The majestic raptor, whose national numbers plummeted to as low as 450 nesting pairs during the 1960s, has recovered steadily enough to be taken off the list of nationally threatened species by the U.S. Fish and Wildlife Service - a move the organization is expected to make next month.
During 2004's Midwinter Bald Eagle Survey, officials and volunteers counted almost 4,000 eagles in Illinois -- up from about 1,000 in 1978. Numbers dropped slightly in 2005 because of blocked survey paths and in 2006 because of an unusually warm winter.
The Illinois Audubon Society is currently coordinating the 2007 survey through January 17th. Sixty volunteers, including field biologists from the Illinois Department of Natural Resources, drive 45 designated routes and count the eagles they see along the way.
Though officials admit the count not quite an exact science, the same routes are driven every year and the survey is a good indicator of eagle population trends.
While the official count is based on a summer survey of eagle nests, the U.S. Geological Survey coordinates the midwinter count to track eagles who winter in the contiguous U.S. but don't necessarily nest here. The birds fly into Illinois from northern areas, where iced-over rivers prevent them from hunting for fish.
That makes winter the best time to spot an eagle overhead in Illinois.
"We're the southernmost migration for a lot of the birds," said Kevin Ewbank, the lead park ranger at the Illinois Waterway Vistor's Center across the river from Starved Rock State Park, near Ottawa. The dam at the visitor's center keeps water flowing when other parts of the Illinois River are frozen, attracting hungry eagles.
"For the past 10 years we've been seeing higher numbers every year," Ewbank said. "Two years ago in February, we actually had a high count of 115 at one time."
Visitors can see the imposing birds roosting on trees, swooping down to the water and occasionally stealing fish from one another.
Bald eagles were so threatened by land developers and the pesticide DDT that they were once likely to be spotted in the U.S. only in wildlife documentaries.

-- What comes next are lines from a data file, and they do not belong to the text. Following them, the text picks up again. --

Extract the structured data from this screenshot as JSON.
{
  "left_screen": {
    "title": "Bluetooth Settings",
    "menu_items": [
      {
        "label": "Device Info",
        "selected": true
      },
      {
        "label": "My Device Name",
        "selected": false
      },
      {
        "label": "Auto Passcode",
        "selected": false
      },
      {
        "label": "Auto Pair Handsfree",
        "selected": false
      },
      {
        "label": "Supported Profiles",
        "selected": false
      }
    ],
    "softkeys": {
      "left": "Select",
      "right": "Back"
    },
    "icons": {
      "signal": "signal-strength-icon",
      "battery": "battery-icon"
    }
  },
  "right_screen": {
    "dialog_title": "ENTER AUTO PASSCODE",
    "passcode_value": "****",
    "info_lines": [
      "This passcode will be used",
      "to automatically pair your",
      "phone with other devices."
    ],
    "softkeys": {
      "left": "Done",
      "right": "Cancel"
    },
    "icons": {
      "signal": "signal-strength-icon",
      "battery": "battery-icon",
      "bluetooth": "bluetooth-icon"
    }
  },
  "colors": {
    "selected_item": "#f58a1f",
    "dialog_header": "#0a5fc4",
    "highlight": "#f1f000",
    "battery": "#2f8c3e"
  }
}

But the protection they recieved in 1978 under the 1973 Endangered Species Act, as well as the 1972 ban of DDT, prompted a comeback so successful that they now number over 7,000 nesting pairs, with even more flying in during the winter.
While the Mississippi and Illinois Rivers in the western part of the state house the largest numbers in Illinois, the birds are also increasingly being spotted around the Chicago area.
"You can see bald eagles regularly in northeastern Illinois during migration," said Bob Fisher, former president of the Bird Conservation Network and the DuPage Birding Club. Eagles that fly in for the winter usually arrive in November and return home in March -- two good months to spot them.
Fisher also said a juvenile eagle has been sighted regularly along the Fox River in Lake County.
A pair of eagles began nesting in an industrial area on the Little Calumet River on Chicago's Far South Side in 2004 -- the first bald eagles to nest in Chicago for more than 100 years.
Though the site is far from scenic, experts believe the birds chose it because it is relatively isolated and posed little threat to them from human populations.
Though bald eagle sightings are still rare, they are becoming less so.
"Anywhere you're near water, your chances increase greatly that you're going to see eagles -- certainly at the watershed of the Illinois River leading up into Chicago," said Tom Clay, Executive Director of the Illinois Audubon Society. "The odds are getting better every day that a person's going to see one."
Eagle aficionados who prefer not to leave it up to chance can attend the free Bald Eagle Watch Weekend at Starved Rock Lodge and the Illinois Waterway Visitors Center on January 27th and 28th. Multiple sightings are almost guaranteed, though eagles will probably number fewer than the 115 they had two years ago.
"This year is an anomaly because of the weather conditions," Ewbanks said. "Without the ice this year we really don't know what we've got out there."